Don Friesen - The Future of Showbiz
There’s this comic, Don Friesen. Brilliant guy. He’s the only person to ever win the San Francisco International Comedy Competition twice. He’s been doing it for a little over 10 years. My wife and I saw him last night. And we both thought - why isn’t this guy more famous?
He’s got the chops. He’s got the material. He does great George Bush and John Lithgow impressions. And yet it’s likely that you heard of him first from me. And that can’t be good for anyone in showbiz. And yet, he’s doing just fine for himself.
Friesen is the very model of a stand-up comic. Stand-up comedy is theatre. If you take a production of, I don’t know, BYE BYE BIRDIE, take out the orchestra, and the songs, and the unnecessary actors, and strip down everything that you don’t need in order to entertain an audience, you might wind up with one person on the stage. A single person, a microphone, and a bottle of water. You got yourself a standup comedian. And it’s true that you may not draw the crowds you would with BYE BYE BIRDIE, but you don’t have the expenses either.
A stand-up can mount a tour with a car and a suitcase. If he gets 30 people to pay to see him, he’s turning a profit. (Friesen had about sixty, I’m guessing.) The comic can tour, the comic can sell CDs and DVDs at the shows, and they can hire themselves out for corporate gigs.
I’m repeating myself from last week here. Minimalism is the wave of the future in this business, because it’s too expensive to pump out blockbusters all the time. You can put your money behind a run of BYE BYE BIRDIE, or you can put the same money into 100 stand up comics.
By the way, if you’re a less savory producer you can put than money into strippers instead. Perhaps the sensible thing to do would be half and half - you know, diversify.

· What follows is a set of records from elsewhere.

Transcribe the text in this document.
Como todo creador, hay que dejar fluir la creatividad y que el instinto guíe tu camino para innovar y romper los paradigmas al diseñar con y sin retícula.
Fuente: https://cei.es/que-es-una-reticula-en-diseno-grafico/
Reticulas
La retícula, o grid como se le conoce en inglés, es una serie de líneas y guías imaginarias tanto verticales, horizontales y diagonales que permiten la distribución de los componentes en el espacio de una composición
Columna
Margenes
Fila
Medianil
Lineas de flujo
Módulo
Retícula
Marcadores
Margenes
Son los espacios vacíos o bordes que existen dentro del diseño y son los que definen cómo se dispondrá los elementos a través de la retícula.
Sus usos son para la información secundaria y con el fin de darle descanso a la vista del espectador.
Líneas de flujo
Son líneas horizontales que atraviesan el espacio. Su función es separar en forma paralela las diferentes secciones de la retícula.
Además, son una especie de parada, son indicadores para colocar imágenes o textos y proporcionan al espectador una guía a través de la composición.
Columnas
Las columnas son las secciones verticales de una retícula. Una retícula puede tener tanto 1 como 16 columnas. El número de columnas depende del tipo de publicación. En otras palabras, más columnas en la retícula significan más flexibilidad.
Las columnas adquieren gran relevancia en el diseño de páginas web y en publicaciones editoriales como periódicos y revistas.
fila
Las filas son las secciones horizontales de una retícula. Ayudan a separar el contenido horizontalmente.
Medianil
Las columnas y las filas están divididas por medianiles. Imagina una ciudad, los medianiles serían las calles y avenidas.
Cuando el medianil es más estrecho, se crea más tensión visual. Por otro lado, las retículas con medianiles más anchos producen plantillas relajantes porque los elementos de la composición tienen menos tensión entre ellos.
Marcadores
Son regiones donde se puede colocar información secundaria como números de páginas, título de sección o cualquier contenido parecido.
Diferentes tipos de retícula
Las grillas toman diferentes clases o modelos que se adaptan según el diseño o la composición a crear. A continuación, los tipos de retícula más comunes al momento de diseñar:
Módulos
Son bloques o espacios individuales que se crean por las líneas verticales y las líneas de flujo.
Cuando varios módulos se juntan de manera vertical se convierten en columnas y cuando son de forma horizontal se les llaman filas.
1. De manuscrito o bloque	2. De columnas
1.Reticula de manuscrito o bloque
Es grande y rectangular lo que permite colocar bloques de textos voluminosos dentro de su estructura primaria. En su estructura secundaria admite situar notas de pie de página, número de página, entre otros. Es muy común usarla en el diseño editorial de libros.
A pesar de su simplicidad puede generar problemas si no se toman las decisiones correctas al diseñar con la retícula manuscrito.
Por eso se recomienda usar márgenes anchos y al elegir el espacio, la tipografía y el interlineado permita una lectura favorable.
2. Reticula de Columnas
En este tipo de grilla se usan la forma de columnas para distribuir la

Of course, it’s easy to say this now, because we’re a whole month away from blockbuster season. When SPIDERMAN 3 and PIRATES OF THE CARRIBEAN 3 come out, they’ll either rake in the bucks or not. I’m basing my whole premise on the idea that THE ISLAND, a science fiction failure from two years ago, wasn’t a fluke. If it was, forget I brought the whole thing up.



April 30th, 2007 at 10:32 am
I agree dude. About the business model that is. Havent seen Don but just went and listened to the clips on his site. Brilliant. A guy like this should have a podcast. In fact I’d love to get him onto G’Day World to chat about the business model.
April 30th, 2007 at 10:36 am
Hey come to think of it, I *have* heard of this guy before! I did a WHOLE PODCAST with his stuff in it:
http://lol.thepodcastnetwork.com/2007/03/05/lol-004/
I didn’t recognize the name. LOL.
April 30th, 2007 at 4:05 pm
If stand-up is the showbiz biz model o’ the future, what happened to the whole stand-up boom of about a decade ago?
Don Friesen, huh? Never heard. Of course I can just superimpose the name of my favorite should-be-more-famous standup Jake Johansen and the article reads the same.
Friesen, Johansen: Dane Power!
May 1st, 2007 at 2:42 am
The great thing about putting your commentaries out early is you get imput you can respond to. By the way, am I quoting Johansen here: “My vegetarian girlfriend complained that I smelled like meat. I said, ‘I AM meat!’” Friesen is like Johansen only 20% less cereberal.
The standup boom is unrelated. For one thing, you don’t need a boom to make money in standup the great thing about the long tail (see Chris Anderson for guru talk about the long tail) is small profits are plenty. And Friesen emailed me yesterday to assure me that he is, in fact, making a comfortable living.
For another, showbiz wasn’t facing the financial crunch that it is now. In the early nineties home video was still a limitless ancilliary market and writers and actors were only dimly aware of how much profit they were bein’ screwed out of. Now DVD sales are declining, contracts are rewritten, and who knows - in today’s marketplace maybe COMING TO AMERICA really WOULD never turn a profit.
Showbiz didn’t need to think minimally when standup was booming.